Quantum of Solace

TRAMA
Quantum of Solace - Locandina

Tradito da Vesper, la donna che amava, 007 combatte l'istinto di trasformare la sua missione in qualcosa di personale. Cercando di scoprire la verità, Bond e M interrogano Mr. White che rivela informazioni sull'organizzazione che ricattava Vesper. L'intelligence collega un agente MI6 traditore a un conto bancario a Haiti dove un caso di scambio di identità fa si che Bond conosca la bella ma determinata Camille, una donna che vuole la sua vendetta. Camille guida Bond dritto a Dominic Greene, un uomo d'affari senza scrupoli tra i membri principali della misteriosa organizzazione..

VALUTAZIONE FILM.IT
TITOLO ORIGINALE
Quantum of Solace
GENERE
NAZIONE
United Kingdom
REGIA
CAST
SITO UFFICIALE
DISTRIBUZIONE
Sony
DURATA
106 min.
USCITA CINEMA
07/11/2008
ANNO DI DISTRIBUZIONE
2008
RECENSIONE
La storia riprende da dove era finito il lungometraggio precedente: James Bond (Daniel Craig) vuole vendetta per la morte della sua amata Vesper Lynd, e nel muoversi con decisione alla ricerca dei colpevoli si imbatte in Dominic Greene (Mathieu Amalric), che dietro le spoglie di ecologista alla ricerca di una soluzione per il pianeta vuole in realtà sfruttare i governi del Sud America per i propri loschi affari. Nel mettersi tra Greene ed i suoi piani criminosi Bond avrà come al solito delle bellissime alleate: su tutte la splendida Camille (Olga Kurylenko), anche lei decisa a seguire il criminale per sistemare una questione privata in sospeso. Ma può un agente segreto come Bond lasciarsi catturare da un sentimento della vendetta, mettendo così a repentaglio la sua lucidità e quindi la sua stessa vita?
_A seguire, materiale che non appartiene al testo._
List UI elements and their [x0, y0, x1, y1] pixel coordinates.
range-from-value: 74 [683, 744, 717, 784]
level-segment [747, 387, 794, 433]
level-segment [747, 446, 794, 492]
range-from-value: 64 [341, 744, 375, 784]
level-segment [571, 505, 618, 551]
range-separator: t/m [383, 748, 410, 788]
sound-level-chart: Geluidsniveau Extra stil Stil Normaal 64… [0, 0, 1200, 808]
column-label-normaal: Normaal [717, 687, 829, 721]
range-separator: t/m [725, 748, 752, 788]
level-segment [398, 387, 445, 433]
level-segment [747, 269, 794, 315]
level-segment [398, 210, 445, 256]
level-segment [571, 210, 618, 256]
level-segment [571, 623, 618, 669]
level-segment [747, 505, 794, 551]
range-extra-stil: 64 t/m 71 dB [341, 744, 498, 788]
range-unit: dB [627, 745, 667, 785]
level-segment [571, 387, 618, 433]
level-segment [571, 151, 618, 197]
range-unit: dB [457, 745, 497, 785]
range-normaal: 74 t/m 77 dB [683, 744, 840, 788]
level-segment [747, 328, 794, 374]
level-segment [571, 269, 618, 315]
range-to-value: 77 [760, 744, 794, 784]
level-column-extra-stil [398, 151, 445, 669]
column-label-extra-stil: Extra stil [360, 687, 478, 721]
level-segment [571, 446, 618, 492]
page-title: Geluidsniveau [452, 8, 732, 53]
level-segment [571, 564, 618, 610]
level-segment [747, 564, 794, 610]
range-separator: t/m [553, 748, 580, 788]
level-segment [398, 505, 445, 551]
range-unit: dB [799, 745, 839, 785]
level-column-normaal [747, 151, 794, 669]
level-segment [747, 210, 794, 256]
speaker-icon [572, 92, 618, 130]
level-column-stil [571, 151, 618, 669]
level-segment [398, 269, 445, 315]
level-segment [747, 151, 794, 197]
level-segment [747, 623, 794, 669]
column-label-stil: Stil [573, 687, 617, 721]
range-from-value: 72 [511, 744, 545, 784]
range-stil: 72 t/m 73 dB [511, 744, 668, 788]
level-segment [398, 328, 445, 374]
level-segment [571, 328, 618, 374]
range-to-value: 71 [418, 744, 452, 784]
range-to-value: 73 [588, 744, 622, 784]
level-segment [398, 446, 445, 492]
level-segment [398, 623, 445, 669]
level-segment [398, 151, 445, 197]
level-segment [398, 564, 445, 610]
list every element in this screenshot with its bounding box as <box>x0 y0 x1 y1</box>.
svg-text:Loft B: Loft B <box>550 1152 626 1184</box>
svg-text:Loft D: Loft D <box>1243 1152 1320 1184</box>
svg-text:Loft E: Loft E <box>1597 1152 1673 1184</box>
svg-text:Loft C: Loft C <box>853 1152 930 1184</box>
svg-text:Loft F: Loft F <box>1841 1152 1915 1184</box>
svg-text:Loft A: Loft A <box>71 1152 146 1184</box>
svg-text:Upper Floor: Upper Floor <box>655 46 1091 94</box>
Seconda pellicola della serie del mitico agente segreto con protagonista il roccioso Daniel Craig, “Quantum of Solace” vede il cambio al timone del lungometraggio: rispetto al precedente “Casino Royale” (id., 2006) la regia passa infatti da Martin Campbell a Marc Forster.
Il passaggio purtroppo non è indenne da conseguenze, in quanto l'elegante e lucida funzionalità della messa in scena del primo film, con tutta la sua ovvia spettacolarità, si perde in questo nuovo episodio, lasciando spazio ad una messa in scena lo stesso roboante ma non omogenea, disordinata, che in molto momenti lascia intravedere una certa confusione sul come girare soprattutto le scene d'azione.

Forster da fin da subito l'impressione di non essere padrone dell'action, e sembra affidarsi più al montaggio forsennato che ad un'idea precisa su come realizzare il film di Bond. Sotto il profilo squisitamente drammaturgico poi non viene aiutato da una sceneggiatura piatta nella storia ed incapace di dare spessore proprio al personaggio di Bond, che da “cattivo” e ruvido passa in questo film ad essere più “addomesticato” e quindi monodimensionale. Questo non facilita certo il compito di Daniel Craig che quando doveva sfruttare al massimo il suo aspetto più istintivo e rabbioso funzionava a meraviglia, mentre adesso che deve lavorare più in sottigliezza e mezzi toni dimostra di non possedere una gamma recitativa poi così vasta: l'ironia di un Bond più sofisticato proprio non gli si addice…

Una volta trovato l'enorme e meritato successo di pubblico con “Casino Royale”, ecco che subito il personaggio di James Bond torna sui binari più stereotipati del gentiluomo dal carattere più adatto ad una franchise, e perde a nostro avviso una gran parte del fascino guadagnato con il primo film.

Quantum of Solace” rappresenta perciò un notevole passo indietro non solo sotto questo specifico punto di vista, ma anche perché non prova ad aggiungere nulla di nuovo o originale a quanto visto in precedenza, e si classifica quindi come mero capitolo messo in piedi per sfruttare un marchio nuovamente cavalcabile al botteghino. Peccato davvero.